Li, who started his working life as a journalist at China Dailynewspaper, received HK$7.2 million in annual salary and HK$8.4 million in bonus when he joined the Hong Kong bourse in 2010. He was paid a total package of HK$48 million last year, comprising HK$9 million in salary, HK$15 million in bonus, and HK$24 million in retirement benefits and stock options, according to exchange filings.
Asked if he is happy with his raise for the next three years, Li said he would “go shopping”.
By comparison, former HKEX chairman Chow Chung Kong received a total package of HK$3.14 million in 2015, while other independent directors at the bourse received between HK$700,000 and HK$950,000 in fees.
The stock price of HKEX has risen nearly 85 per cent during Li’s tenure, dipping 1.2 per cent in Wednesday trading to HK$257.60. The stock was listed in 2000 at an initial offered price of HK$3.99 per share.
Carlson Tong, the chairman of Hong Kong’s Securities and Futures Commission (SFC) was paid HK$1.01 million in the 2016 financial year. His pay is likely to remain unchanged in 2017, a source familiar with the regulator’s board told the South China Morning Post last year.

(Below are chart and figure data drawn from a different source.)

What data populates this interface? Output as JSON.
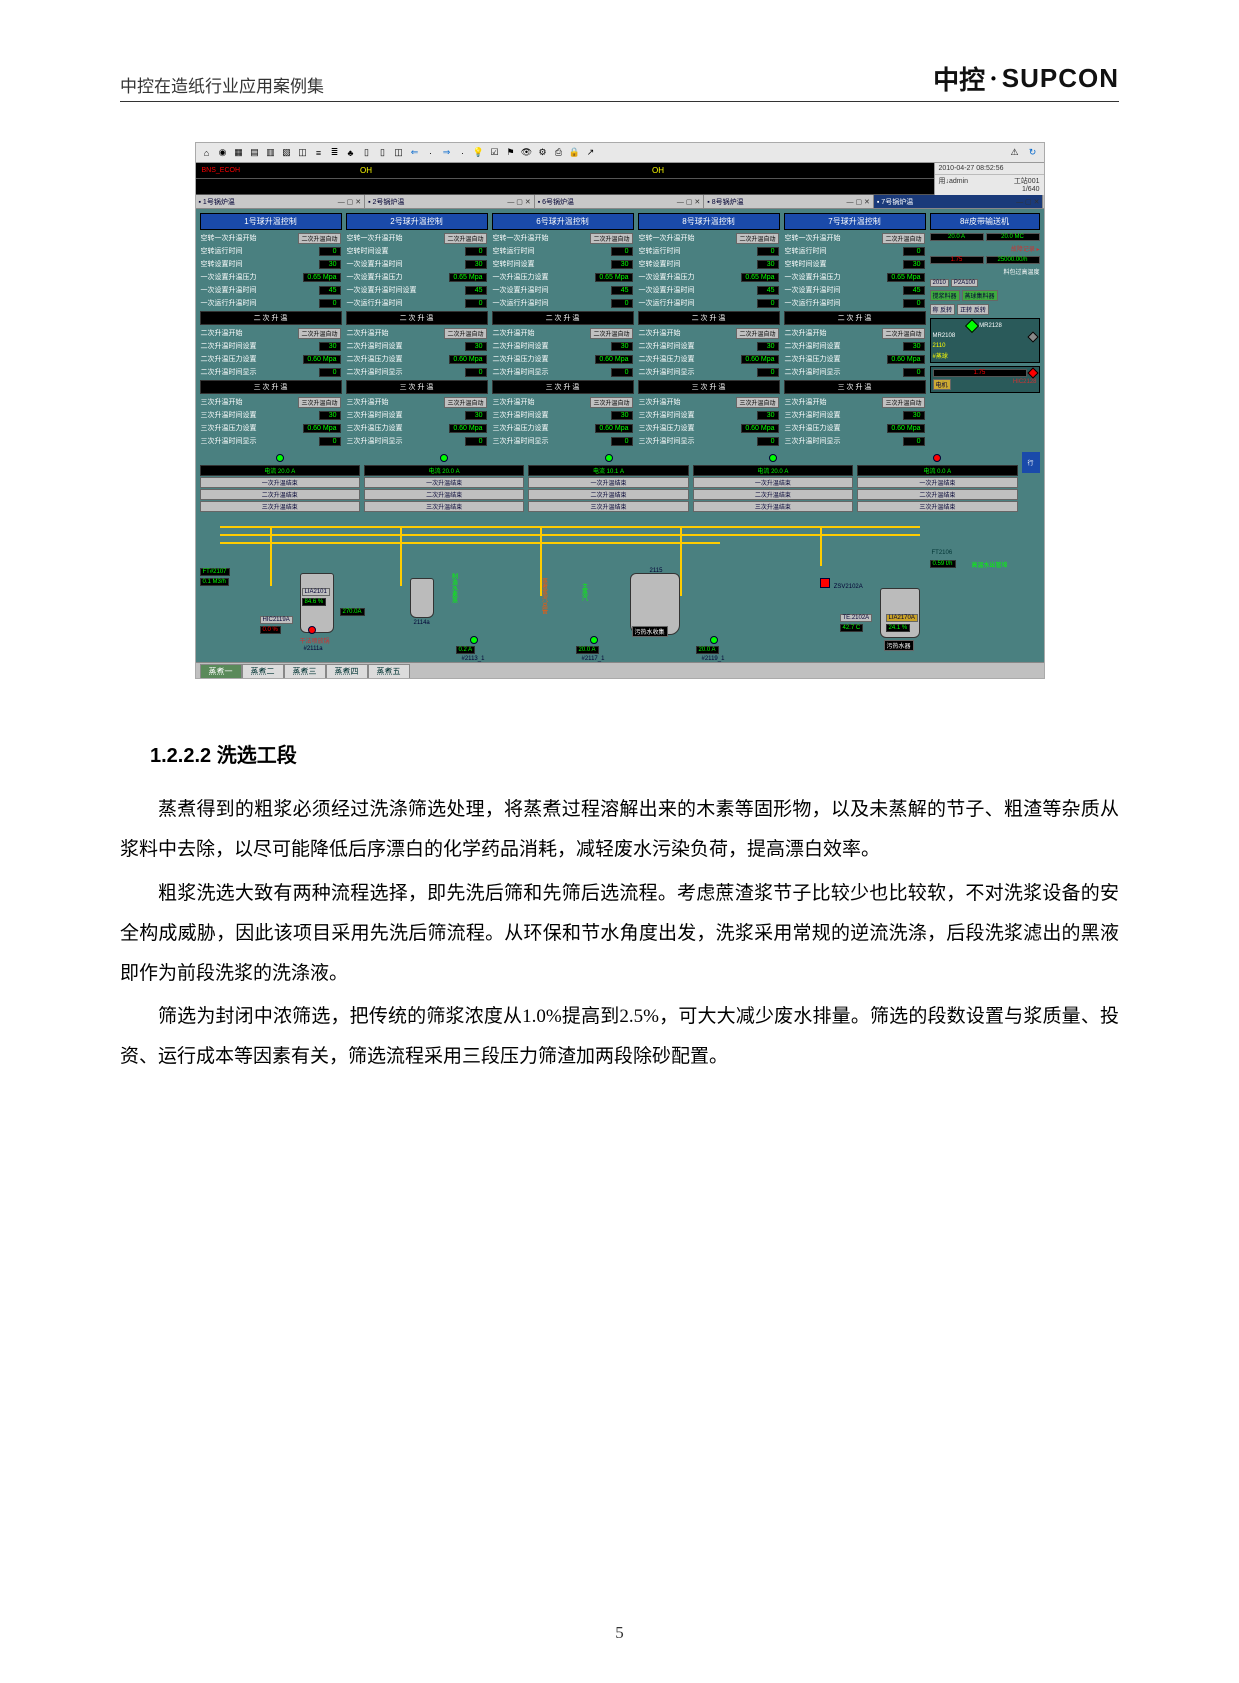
{
  "header": {
    "left": "中控在造纸行业应用案例集",
    "logo_cn": "中控",
    "logo_en": "SUPCON"
  },
  "scada": {
    "clock": "2010-04-27 08:52:56",
    "user_left": "用↓admin",
    "user_right": "工站001\n1/640",
    "strip_alarm": "BNS_ECOH",
    "strip_mid1": "OH",
    "strip_mid2": "OH",
    "window_tabs": [
      {
        "label": "1号锅炉温",
        "active": false
      },
      {
        "label": "2号锅炉温",
        "active": false
      },
      {
        "label": "6号锅炉温",
        "active": false
      },
      {
        "label": "8号锅炉温",
        "active": false
      },
      {
        "label": "7号锅炉温",
        "active": true
      }
    ],
    "panels": [
      {
        "title": "1号球升温控制",
        "rows1": [
          {
            "label": "空转一次升温开始",
            "btn": "二次升温自动"
          },
          {
            "label": "空转运行时间",
            "val": "0"
          },
          {
            "label": "空转设置时间",
            "val": "30"
          },
          {
            "label": "一次设置升温压力",
            "val": "0.65 Mpa"
          },
          {
            "label": "一次设置升温时间",
            "val": "45"
          },
          {
            "label": "一次运行升温时间",
            "val": "0"
          }
        ],
        "band2": "二 次 升 温",
        "rows2": [
          {
            "label": "二次升温开始",
            "btn": "二次升温自动"
          },
          {
            "label": "二次升温时间设置",
            "val": "30"
          },
          {
            "label": "二次升温压力设置",
            "val": "0.60 Mpa"
          },
          {
            "label": "二次升温时间显示",
            "val": "0"
          }
        ],
        "band3": "三 次 升 温",
        "rows3": [
          {
            "label": "三次升温开始",
            "btn": "三次升温自动"
          },
          {
            "label": "三次升温时间设置",
            "val": "30"
          },
          {
            "label": "三次升温压力设置",
            "val": "0.60 Mpa"
          },
          {
            "label": "三次升温时间显示",
            "val": "0"
          }
        ]
      },
      {
        "title": "2号球升温控制",
        "rows1": [
          {
            "label": "空转一次升温开始",
            "btn": "二次升温自动"
          },
          {
            "label": "空转时间设置",
            "val": "0"
          },
          {
            "label": "一次设置升温时间",
            "val": "30"
          },
          {
            "label": "一次设置升温压力",
            "val": "0.65 Mpa"
          },
          {
            "label": "一次设置升温时间设置",
            "val": "45"
          },
          {
            "label": "一次运行升温时间",
            "val": "0"
          }
        ],
        "band2": "二 次 升 温",
        "rows2": [
          {
            "label": "二次升温开始",
            "btn": "二次升温自动"
          },
          {
            "label": "二次升温时间设置",
            "val": "30"
          },
          {
            "label": "二次升温压力设置",
            "val": "0.60 Mpa"
          },
          {
            "label": "二次升温时间显示",
            "val": "0"
          }
        ],
        "band3": "三 次 升 温",
        "rows3": [
          {
            "label": "三次升温开始",
            "btn": "三次升温自动"
          },
          {
            "label": "三次升温时间设置",
            "val": "30"
          },
          {
            "label": "三次升温压力设置",
            "val": "0.60 Mpa"
          },
          {
            "label": "三次升温时间显示",
            "val": "0"
          }
        ]
      },
      {
        "title": "6号球升温控制",
        "rows1": [
          {
            "label": "空转一次升温开始",
            "btn": "二次升温自动"
          },
          {
            "label": "空转运行时间",
            "val": "0"
          },
          {
            "label": "空转时间设置",
            "val": "30"
          },
          {
            "label": "一次升温压力设置",
            "val": "0.65 Mpa"
          },
          {
            "label": "一次设置升温时间",
            "val": "45"
          },
          {
            "label": "一次运行升温时间",
            "val": "0"
          }
        ],
        "band2": "二 次 升 温",
        "rows2": [
          {
            "label": "二次升温开始",
            "btn": "二次升温自动"
          },
          {
            "label": "二次升温时间设置",
            "val": "30"
          },
          {
            "label": "二次升温压力设置",
            "val": "0.60 Mpa"
          },
          {
            "label": "二次升温时间显示",
            "val": "0"
          }
        ],
        "band3": "三 次 升 温",
        "rows3": [
          {
            "label": "三次升温开始",
            "btn": "三次升温自动"
          },
          {
            "label": "三次升温时间设置",
            "val": "30"
          },
          {
            "label": "三次升温压力设置",
            "val": "0.60 Mpa"
          },
          {
            "label": "三次升温时间显示",
            "val": "0"
          }
        ]
      },
      {
        "title": "8号球升温控制",
        "rows1": [
          {
            "label": "空转一次升温开始",
            "btn": "二次升温自动"
          },
          {
            "label": "空转运行时间",
            "val": "0"
          },
          {
            "label": "空转设置时间",
            "val": "30"
          },
          {
            "label": "一次设置升温压力",
            "val": "0.65 Mpa"
          },
          {
            "label": "一次设置升温时间",
            "val": "45"
          },
          {
            "label": "一次运行升温时间",
            "val": "0"
          }
        ],
        "band2": "二 次 升 温",
        "rows2": [
          {
            "label": "二次升温开始",
            "btn": "二次升温自动"
          },
          {
            "label": "二次升温时间设置",
            "val": "30"
          },
          {
            "label": "二次升温压力设置",
            "val": "0.60 Mpa"
          },
          {
            "label": "二次升温时间显示",
            "val": "0"
          }
        ],
        "band3": "三 次 升 温",
        "rows3": [
          {
            "label": "三次升温开始",
            "btn": "三次升温自动"
          },
          {
            "label": "三次升温时间设置",
            "val": "30"
          },
          {
            "label": "三次升温压力设置",
            "val": "0.60 Mpa"
          },
          {
            "label": "三次升温时间显示",
            "val": "0"
          }
        ]
      },
      {
        "title": "7号球升温控制",
        "rows1": [
          {
            "label": "空转一次升温开始",
            "btn": "二次升温自动"
          },
          {
            "label": "空转运行时间",
            "val": "0"
          },
          {
            "label": "空转时间设置",
            "val": "30"
          },
          {
            "label": "一次设置升温压力",
            "val": "0.65 Mpa"
          },
          {
            "label": "一次设置升温时间",
            "val": "45"
          },
          {
            "label": "一次运行升温时间",
            "val": "0"
          }
        ],
        "band2": "二 次 升 温",
        "rows2": [
          {
            "label": "二次升温开始",
            "btn": "二次升温自动"
          },
          {
            "label": "二次升温时间设置",
            "val": "30"
          },
          {
            "label": "二次升温压力设置",
            "val": "0.60 Mpa"
          },
          {
            "label": "二次升温时间显示",
            "val": "0"
          }
        ],
        "band3": "三 次 升 温",
        "rows3": [
          {
            "label": "三次升温开始",
            "btn": "三次升温自动"
          },
          {
            "label": "三次升温时间设置",
            "val": "30"
          },
          {
            "label": "三次升温压力设置",
            "val": "0.60 Mpa"
          },
          {
            "label": "三次升温时间显示",
            "val": "0"
          }
        ]
      }
    ],
    "side": {
      "title": "8#皮带输送机",
      "ro1": [
        "20.0 A",
        "20.0 MC"
      ],
      "link": "故障记录",
      "ro2": [
        "1.75",
        "25000.00/h"
      ],
      "ro2_label": "料包过高温度",
      "tags": [
        "2010",
        "P2A100"
      ],
      "btn_groups": [
        [
          "搅浆料器",
          "蒸球集料器"
        ],
        [
          "称 反转",
          "正转 反转"
        ]
      ],
      "valve1": "MR2128",
      "valve2": "MR2108",
      "readouts": [
        "2110",
        "#蒸球"
      ],
      "ro3": "1.75",
      "electric": "电机",
      "electric_tag": "HIC2128"
    },
    "meters": [
      {
        "label": "电流 20.0 A",
        "status": [
          "一次升温结束",
          "二次升温结束",
          "三次升温结束"
        ]
      },
      {
        "label": "电流 20.0 A",
        "status": [
          "一次升温结束",
          "二次升温结束",
          "三次升温结束"
        ]
      },
      {
        "label": "电流 10.1 A",
        "status": [
          "一次升温结束",
          "二次升温结束",
          "三次升温结束"
        ]
      },
      {
        "label": "电流 20.0 A",
        "status": [
          "一次升温结束",
          "二次升温结束",
          "三次升温结束"
        ]
      },
      {
        "label": "电流 0.0 A",
        "status": [
          "一次升温结束",
          "二次升温结束",
          "三次升温结束"
        ]
      }
    ],
    "process": {
      "tag_ft": "FT#2107",
      "tag_ft_val": "0.1 M3/h",
      "tank1": "LIA2101",
      "tank1_val": "84.6 %",
      "tag_hic": "HIC2119A",
      "tag_hic_val": "0.0 %",
      "pump1": "#2111a",
      "pump1_label": "干法喷放锅",
      "pump1_val": "270.0A",
      "vessel2": "2114a",
      "vtxt1": "制造水素蒸",
      "vtxt2": "蒸煮蒸汽总管",
      "vtxt3": "主蒸汽",
      "vessel3": "2115",
      "vessel3_label": "污热水收集",
      "below": [
        {
          "tag": "#2113_1",
          "val": "0.2 A"
        },
        {
          "tag": "#2117_1",
          "val": "20.0 A"
        },
        {
          "tag": "#2119_1",
          "val": "20.0 A"
        }
      ],
      "right_valve": "ZSV2102A",
      "right_tags": {
        "a": "TE.2102A",
        "b": "LIA2170A",
        "av": "42.7 C",
        "bv": "24.1 %"
      },
      "right_label": "污热水器",
      "ft_right": "FT2106",
      "ft_right_val": "0.59 t/h",
      "ft_right_txt": "高温水出管埠"
    },
    "bottom_tabs": [
      "蒸煮一",
      "蒸煮二",
      "蒸煮三",
      "蒸煮四",
      "蒸煮五"
    ],
    "bottom_active": 0,
    "colors": {
      "bg": "#4a8080",
      "panel_title": "#1a4aaa",
      "readout_bg": "#000000",
      "readout_fg": "#00ff00",
      "pipe": "#ffcc00",
      "toolbar": "#e8e8e8",
      "btn": "#c0c0c0"
    }
  },
  "doc": {
    "section_no": "1.2.2.2",
    "section_title": "洗选工段",
    "paras": [
      "蒸煮得到的粗浆必须经过洗涤筛选处理，将蒸煮过程溶解出来的木素等固形物，以及未蒸解的节子、粗渣等杂质从浆料中去除，以尽可能降低后序漂白的化学药品消耗，减轻废水污染负荷，提高漂白效率。",
      "粗浆洗选大致有两种流程选择，即先洗后筛和先筛后选流程。考虑蔗渣浆节子比较少也比较软，不对洗浆设备的安全构成威胁，因此该项目采用先洗后筛流程。从环保和节水角度出发，洗浆采用常规的逆流洗涤，后段洗浆滤出的黑液即作为前段洗浆的洗涤液。",
      "筛选为封闭中浓筛选，把传统的筛浆浓度从1.0%提高到2.5%，可大大减少废水排量。筛选的段数设置与浆质量、投资、运行成本等因素有关，筛选流程采用三段压力筛渣加两段除砂配置。"
    ]
  },
  "page_num": "5"
}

The Hong Kong Monetary Authority (HKMA) doesn’t disclose the exact remuneration of its executives. The city’s de facto central bank did disclose that its highest-paid employee – most likely chief executive Norman Chan – received between HK$10 million and HK$10.5 million in 2015, with a raise of 5 per cent from 2014. That made Chan the second-highest paid regulator in Hong Kong.
Chan and his HKMA senior managers are employed and assessed by Hong Kong’s Financial Secretary, based on a pay review by the government’s Exchange Fund Advisory Committee.